Former President John Magufuli had warned citizens of COVID-19 vaccines and recommended home remedies such as steam inhalation. Since his death in March and Hassan’s swearing-in, the government has changed course on COVID-19, with officials now calling for physical distancing and emphasizing wearing masks in public.
Hassan, who received the Johnson & Johnson vaccine, expressed confidence in the safety of the vaccines and said the country of more than 58 million people would sue more.
“We will make sure that our country has enough vaccines for those who are ready to be vaccinated,” Hassan said at the launching ceremony in the commercial capital Dar-es-Salaam, before taking his shot at the crowd. cameras.
The United States on Saturday announced the delivery of more than one million doses through the global COVAX initiative to supply low- and middle-income countries.
At the launch of the campaign, Health Minister Dorothy Gwajima pledged to launch a comprehensive public education campaign to tackle misinformation about vaccines.
“Vaccines are the modern weapon to reverse this COVID and eliminate it like polio and other diseases,” said the minister.
Josephat Gwajima, an evangelical church leader and lawmaker for the ruling CCM party, sparked widespread anger last week when he denigrated vaccines.

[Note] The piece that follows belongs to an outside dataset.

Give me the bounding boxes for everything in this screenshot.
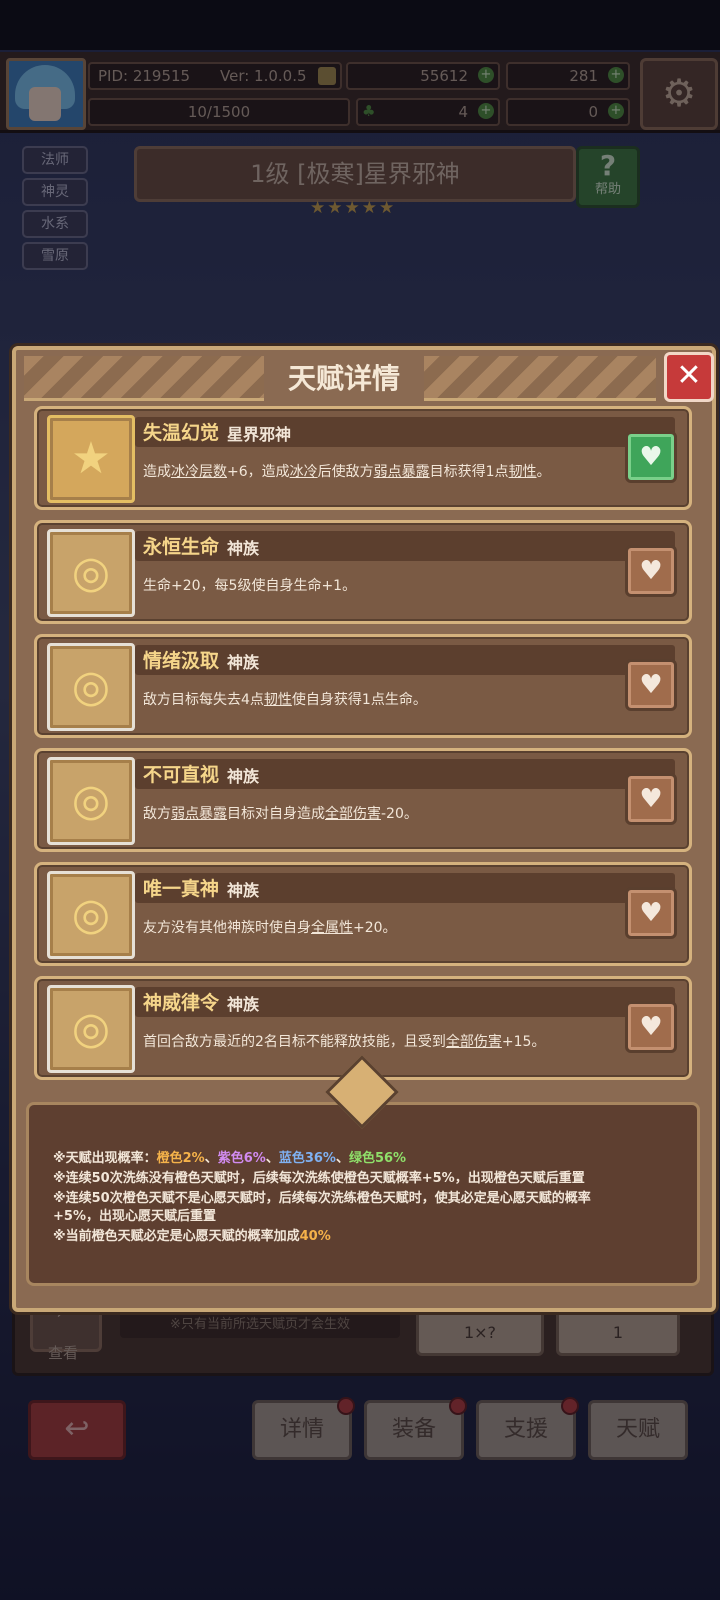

Hassan, who was joined by the prime minister, chief justice and other leaders to take the jab, sought to reassure people about the effectiveness and safety of vaccines.
“I wouldn’t risk my life… I want to set a good example for the public,” she said.
Tanzania went more than a year without updating its number of confirmed COVID-19 cases, but has now resumed reporting the data to the African Centers for Disease Control and Prevention (Africa CDC), which indicated 858 cases in the country on Wednesday.
Critics of Tanzania’s past stance on COVID-19, however, have long warned that many more people have been infected.
Hassan has also pledged to invest in vaccine manufacturing, according to the Africa CDC. On Tuesday, she met the agency’s director, John Nkengasong.
African countries, hit hard by so-called vaccine nationalism as rich countries prioritize doses for their own citizens, are embracing the need to have more control over vaccine production.
Only two African countries have not yet started vaccinations against COVID-19, Burundi and Eritrea.
Burundi, whose late President Pierre Nkurunziza had also been criticized for downplaying the importance of the pandemic, said vaccines were not yet needed. And Eritrea has long been criticized by human rights groups as one of the most closed and repressive countries in the world.